417 yards and 4 touchdowns. Those are the statistics that you will hear over and over again this week as the Philadelphia Eagles prepare to take on a Buccaneers team that shook the world just a few days ago. Journeyman quarterback Ryan Fitzpatrick looked into the face of losing, grinned and proceeded to cheat it once again. The veteran lifted his Bucs team to a stunning 48-40 win over the Saints, who went into the fixture as -10 point favorites. Was this the biggest shock of week one? Absolutely. Will week two see an even bigger one? Potentially.
Unfortunately for Fitzpatrick however, this won’t necessarily end in his favor. Sure, Fitzpatrick rekindled the form of his Buffalo years, finding comfort in his safety blanket, Mike Evans, but he won’t have such an easy job this time around.
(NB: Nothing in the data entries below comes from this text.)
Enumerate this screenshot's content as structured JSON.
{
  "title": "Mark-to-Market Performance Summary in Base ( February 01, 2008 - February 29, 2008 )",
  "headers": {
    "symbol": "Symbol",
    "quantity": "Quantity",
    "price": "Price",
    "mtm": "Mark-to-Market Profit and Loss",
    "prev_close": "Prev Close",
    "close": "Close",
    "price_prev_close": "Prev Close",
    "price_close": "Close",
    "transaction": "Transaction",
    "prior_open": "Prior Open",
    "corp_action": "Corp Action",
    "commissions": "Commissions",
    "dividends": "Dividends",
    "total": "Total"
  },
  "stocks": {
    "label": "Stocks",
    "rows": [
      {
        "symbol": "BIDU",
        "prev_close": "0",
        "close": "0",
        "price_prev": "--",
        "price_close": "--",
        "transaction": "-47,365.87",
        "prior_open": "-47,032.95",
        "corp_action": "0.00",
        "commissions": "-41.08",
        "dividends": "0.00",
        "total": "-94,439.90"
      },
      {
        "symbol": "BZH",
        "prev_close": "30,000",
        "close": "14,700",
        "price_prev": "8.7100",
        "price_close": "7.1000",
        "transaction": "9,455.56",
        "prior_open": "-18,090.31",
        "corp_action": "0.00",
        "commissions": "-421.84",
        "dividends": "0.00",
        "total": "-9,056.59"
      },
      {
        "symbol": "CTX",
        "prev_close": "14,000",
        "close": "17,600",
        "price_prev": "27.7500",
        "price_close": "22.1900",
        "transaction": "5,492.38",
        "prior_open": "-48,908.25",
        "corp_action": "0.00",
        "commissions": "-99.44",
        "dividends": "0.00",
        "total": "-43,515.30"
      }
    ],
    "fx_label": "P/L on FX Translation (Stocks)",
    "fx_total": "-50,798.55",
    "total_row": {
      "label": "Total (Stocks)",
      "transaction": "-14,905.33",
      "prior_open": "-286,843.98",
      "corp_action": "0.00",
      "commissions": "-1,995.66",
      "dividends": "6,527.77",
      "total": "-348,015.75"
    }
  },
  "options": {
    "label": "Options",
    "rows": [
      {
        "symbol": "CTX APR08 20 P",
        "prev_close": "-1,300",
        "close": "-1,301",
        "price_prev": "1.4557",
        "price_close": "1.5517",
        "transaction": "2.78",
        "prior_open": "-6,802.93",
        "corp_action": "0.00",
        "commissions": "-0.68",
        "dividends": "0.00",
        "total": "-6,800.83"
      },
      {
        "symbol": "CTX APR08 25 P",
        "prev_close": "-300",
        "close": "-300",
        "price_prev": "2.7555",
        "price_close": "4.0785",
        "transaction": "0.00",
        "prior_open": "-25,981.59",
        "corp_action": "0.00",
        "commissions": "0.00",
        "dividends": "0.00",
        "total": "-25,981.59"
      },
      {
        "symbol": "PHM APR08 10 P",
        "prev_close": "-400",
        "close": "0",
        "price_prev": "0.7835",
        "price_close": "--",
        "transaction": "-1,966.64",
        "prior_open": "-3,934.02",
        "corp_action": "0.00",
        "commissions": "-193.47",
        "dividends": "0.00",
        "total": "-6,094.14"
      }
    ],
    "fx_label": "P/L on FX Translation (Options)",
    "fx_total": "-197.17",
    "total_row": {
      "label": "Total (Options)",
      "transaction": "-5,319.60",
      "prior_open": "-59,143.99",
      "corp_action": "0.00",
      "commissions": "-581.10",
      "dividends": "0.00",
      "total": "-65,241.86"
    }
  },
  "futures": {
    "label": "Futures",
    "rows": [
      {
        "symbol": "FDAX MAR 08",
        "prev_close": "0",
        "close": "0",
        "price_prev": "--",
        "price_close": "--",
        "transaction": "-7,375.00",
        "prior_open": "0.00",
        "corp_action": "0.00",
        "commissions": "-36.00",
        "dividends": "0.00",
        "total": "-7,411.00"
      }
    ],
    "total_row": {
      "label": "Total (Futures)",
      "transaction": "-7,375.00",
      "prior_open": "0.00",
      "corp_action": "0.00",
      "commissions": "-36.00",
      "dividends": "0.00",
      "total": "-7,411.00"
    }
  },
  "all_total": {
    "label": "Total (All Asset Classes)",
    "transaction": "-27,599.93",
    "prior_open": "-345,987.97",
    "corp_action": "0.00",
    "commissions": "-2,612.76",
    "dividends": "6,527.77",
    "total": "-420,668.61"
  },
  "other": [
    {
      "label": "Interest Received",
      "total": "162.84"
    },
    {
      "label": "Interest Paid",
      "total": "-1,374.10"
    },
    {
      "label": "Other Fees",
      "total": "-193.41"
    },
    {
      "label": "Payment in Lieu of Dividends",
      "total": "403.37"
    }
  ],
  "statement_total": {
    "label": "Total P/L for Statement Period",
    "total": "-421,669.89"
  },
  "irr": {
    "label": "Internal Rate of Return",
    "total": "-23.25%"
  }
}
Let’s not take anything away from the quarterback now in his 14th season, he played one hell of a game…but so did his offensive line.
Against the Saints, Fitzpatrick was hit just twice and his offensive line allowed 4 tackles for a loss. With all the time in the world, Fitzpatrick was able to test the Saints secondary underneath consistently, firing at a 75% completion rate. Those numbers are simply absurd and were largely inflated by the fact that New Orleans has next to no presence in the trenches. The team finished with 7 total pressures, ranking 27th of 28 teams and the only player to hurry the quarterback more than once was Alex Okafor.
Fitzpatrick will face a very different situation when he lines up opposite Fletcher Cox who will be staring deep into his soul. The Eagles weren’t just able to completely stifle the Falcons inside the red zone, but hit Matt Ryan a thumping 13 times, batting down 10 passes and driving home 9.5 tackles for a loss. No passing touchdowns and a plucked pass from Rasul Douglas acted as the cherry on the cake for a defense that decimated the pride of the NFC South.
“We were collapsing the pocket, and a couple of those throws the quarterback could barely even get it off.” Jim Schwartz explained earlier this week. “He was on the clock. He didn’t want to take a sack and have the clock run out; didn’t want to throw an interception and put the quarterback in a little bit of a bind.”
To make things even worse for the Bucs, it’s not like Fitzpatrick has had great success against the Eagles either. When the two last met in 2015, he was forced to throw 58 times, tossing 3 interceptions and 2 touchdowns. He was hit 9 times during that game. In the two games against a Jim Schwartz defense, Fitzpatrick has completed 60% of his passes, thrown 2 touchdowns and 3 interceptions, averaging 6.8 yards per attempt. That sounds like a very different quarterback to the one who just ripped the Saints secondary to shreds, doesn’t it?
The Eagles have a pass-rush that is unrelenting and a huge reason behind that is the rotation. Whether it’s Chris Long and Brandon Graham, or Derek Barnett and Michael Bennett, this unit does not rest. Schwartz continues to find new ways to harness the potential within that locker room, while keeping his starters at 100% and allowing the ‘fresh legs’ effect to beat down on worn out offensive linemen.
“So I think you need to have unselfish players.” The Eagles defensive coordinator said when asked about the success behind his never-ending defensive end rotation. “It just needs to be stressed. I think when you show plays like those last five plays in the game when they were fresh and they were coming and it didn’t matter who was in the game, I think that that goes a long way to selling those kind of things.
It’s good for not just one game, but over the course of the season. I think our players recognize that. I think it also goes to another theme of what we’ve been talking about: you have to trust a guy that he can go in and make those plays.
If you want to rotate players, you need to have players that can be the field. You can’t say, ‘Well, ‘this’ guy can’t be out there in ‘this’ situation or ‘this’ situation or ‘this’ situation or ‘this’ situation,’ and then he doesn’t play very much snaps in the game.
So we have trust in those players. They work hard together. They realize it’s about the group, it’s not about them individually. That’s where the production counts.”
If the Bucs offensive line show shades of 2017, where they allowed a total of 100 quarterback hits and 41 sacks, they’re going to have an extremely painful and frustrating day against an Eagles defense that has somehow gotten even better in a shortened offseason.
Should Fitzpatrick’s effortless deconstruction of the Saints act as a warning? The bigger they are, the harder they fall.